Not that I blame you. I just bought a new car and I have no idea which brand is fitted to it. To be brutally honest, I checked my new ride from top to bottom before the deal was done, but I didn’t spend a single second looking at the tyres. They were round, black and inflated. What more can there possibly be to it?
As it turns out, there are a lot of things to consider when buying new tyres, which makes perfect sense. I’ve been struggling to think of a more important component on a car. I mean, a car with a broken engine can be pushed and taxi drivers do their best every single day to prove that you can run a car without working brakes and/or bodywork. But a car without tyres? It’s not going anywhere.

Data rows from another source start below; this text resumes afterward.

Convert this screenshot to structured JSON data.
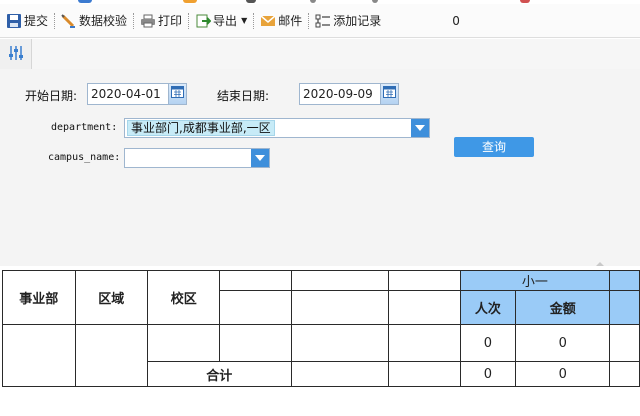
{
  "toolbar": {
    "submit": "提交",
    "validate": "数据校验",
    "print": "打印",
    "export": "导出",
    "mail": "邮件",
    "add_record": "添加记录",
    "count": "0"
  },
  "filters": {
    "start_date_label": "开始日期:",
    "start_date": "2020-04-01",
    "end_date_label": "结束日期:",
    "end_date": "2020-09-09",
    "department_label": "department:",
    "department_value": "事业部门,成都事业部,一区",
    "campus_label": "campus_name:",
    "campus_value": "",
    "query_button": "查询"
  },
  "report": {
    "col_division": "事业部",
    "col_region": "区域",
    "col_campus": "校区",
    "group_header": "小一",
    "sub_count": "人次",
    "sub_amount": "金额",
    "row1": {
      "count": "0",
      "amount": "0"
    },
    "total_label": "合计",
    "total": {
      "count": "0",
      "amount": "0"
    }
  },
  "colors": {
    "accent": "#3f98e6",
    "header_blue": "#9acbf7",
    "chip": "#c7ebf7"
  }
}
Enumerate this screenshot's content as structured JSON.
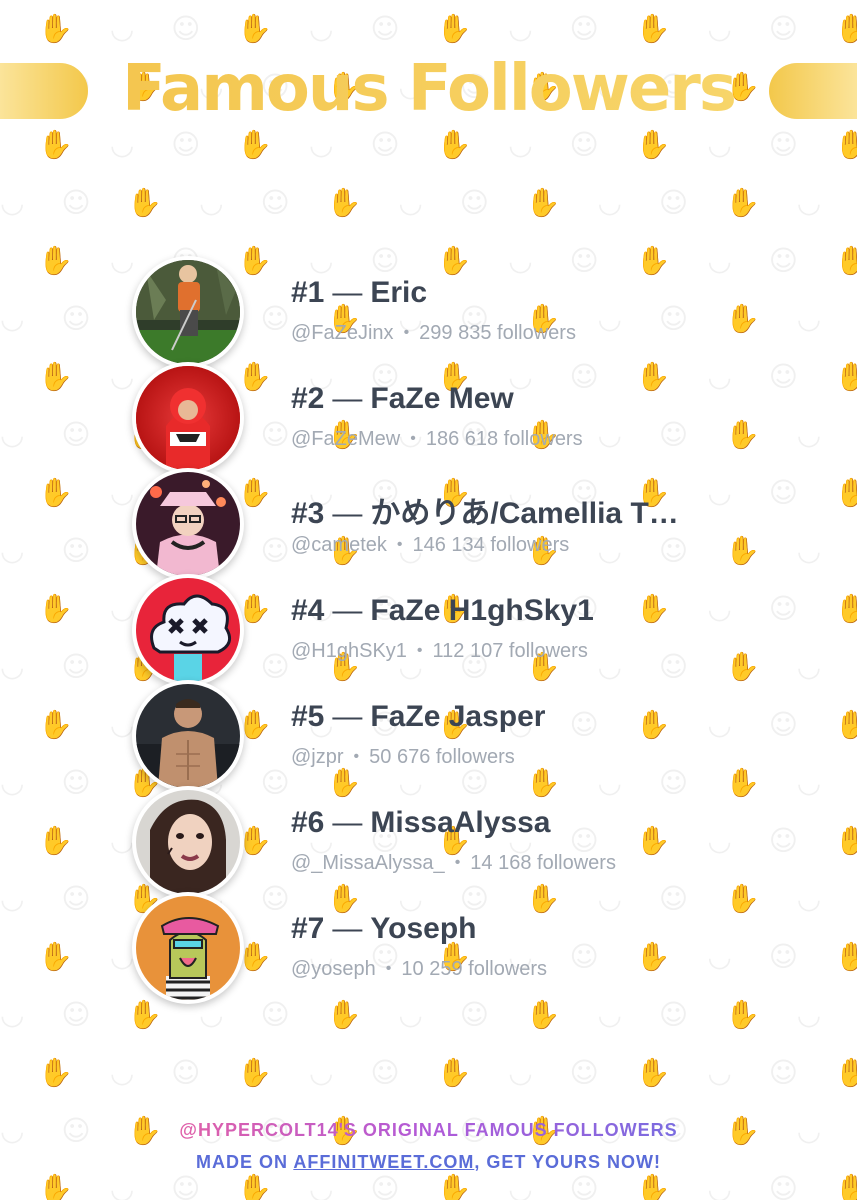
{
  "title": "Famous Followers",
  "colors": {
    "title": "#f4c430",
    "banner": "#f3c84b",
    "name_text": "#3c4553",
    "meta_text": "#a2a9b3",
    "footer_gradient_start": "#e060a8",
    "footer_gradient_end": "#7a6ce0",
    "footer_line2": "#5a6cd8"
  },
  "followers": [
    {
      "rank": "#1",
      "name": "Eric",
      "handle": "@FaZeJinx",
      "count": "299 835 followers",
      "avatar_icon": "person-golfing-avatar"
    },
    {
      "rank": "#2",
      "name": "FaZe Mew",
      "handle": "@FaZeMew",
      "count": "186 618 followers",
      "avatar_icon": "person-red-hoodie-avatar"
    },
    {
      "rank": "#3",
      "name": "かめりあ/Camellia T…",
      "handle": "@cametek",
      "count": "146 134 followers",
      "avatar_icon": "person-pink-hat-avatar"
    },
    {
      "rank": "#4",
      "name": "FaZe H1ghSky1",
      "handle": "@H1ghSKy1",
      "count": "112 107 followers",
      "avatar_icon": "cartoon-cloud-avatar"
    },
    {
      "rank": "#5",
      "name": "FaZe Jasper",
      "handle": "@jzpr",
      "count": "50 676 followers",
      "avatar_icon": "person-shirtless-avatar"
    },
    {
      "rank": "#6",
      "name": "MissaAlyssa",
      "handle": "@_MissaAlyssa_",
      "count": "14 168 followers",
      "avatar_icon": "person-portrait-avatar"
    },
    {
      "rank": "#7",
      "name": "Yoseph",
      "handle": "@yoseph",
      "count": "10 259 followers",
      "avatar_icon": "cartoon-ape-avatar"
    }
  ],
  "footer": {
    "line1": "@HYPERCOLT14'S ORIGINAL FAMOUS FOLLOWERS",
    "line2_prefix": "MADE ON ",
    "line2_link": "AFFINITWEET.COM",
    "line2_suffix": ", GET YOURS NOW!"
  }
}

I recently went to Thailand to attend the launch of a new tyre and was flabbergasted at how much effort went into the designing and testing of what is essentially a piece of rubber. More importantly, it highlighted the differences between the products offered by rubber manufacturers.
The tyre in question is the new Bridgestone Ecopia EP200. It’s a traditional black tyre on a green mission. Sounds easy enough, but consider the effort that goes into designing a tyre that ticks all the right boxes. It has to have a low rolling resistance to improve fuel economy but enough grip to keep braking distances in the wet and dry on par with a traditional tyre.
When you put it that way, it sounds nearly impossible. This is probably why Bridgestone spend an average of two years designing a tyre and testing it at various facilities, including Gerotek in Gauteng, Phakisa in the Free State and the Nürburgring in Germany.
The results speak for themselves. The Ecopia EP200 is on par or better than its predecessor in every single way. The new tyre features Bridgestone’s Nano ProTech technology that increases the density of silica molecules in the tyre’s compound. This reduces heat generation and energy losses while lowering rolling resistance.
In a test conducted at Gerotek, it was found that the Ecopia’s rolling resistance was 78 metres better than that of its main competitor. In a similar test constructed at the launch event, the Ecopia tyres outperformed their competitors every single time. Bridgestone also tested the fuel consumption at Gerotek and found that the Ecopia returned 4.3% lower fuel consumption than its non-Ecopia equivalent. It may not sound like much, but with ever-escalating fuel prices and the imminent arrival of e-toll, the average motorist has to take whatever saving is out there.
The Ecopia offers other advantages as well. The shoulder tread is quite stiff and block-like compared to the rounder profile of a traditional tyre. This improves directional stability, while further reducing rolling resistance.
According to the tyre boffins at Bridgestone, these benefits have been obtained without compromising tread wear or roadholding and the Ecopia EP200 includes numerous advantages which give the driver better control under all driving conditions. One of these is high-stiffness shoulder tread blocks, which have a square profile instead of the rounder one of conventional tyres. This improves directional stability while reducing rolling resistance. It also states that these square-profile shoulders also provide greater resistance against irregular wear.
We were asked to see for ourselves, so I took to the track armed with a Toyota Corolla shod with a set of Ecopia tyres. To be honest, I couldn’t tell the difference between Ecopia and its competitor with regards to roadholding, but I was able to experience the grip levels offered by a green tyre with a low rolling resistance. At no point during the track test did it feel like it was losing grip, even when driving like an absolute idiot. This leads me to believe that the Ecopia does indeed have as much grip as a conventional tyre, as Bridgestone claims.
The Ecopia is aimed at upper B- and C-segment passenger cars like the Ford Fiesta, Toyota Corolla and Volkswagen Golf. The EP200 covers the majority of common tyre sizes for these vehicle segments, from 175/65R14 to 225/50R17.
The tyre is also covered by Bridgestone’s Tyre Damage Guarantee, which means you only have to pay for the tread you’ve already used if a tyre is damaged beyond repair and needs to be replaced.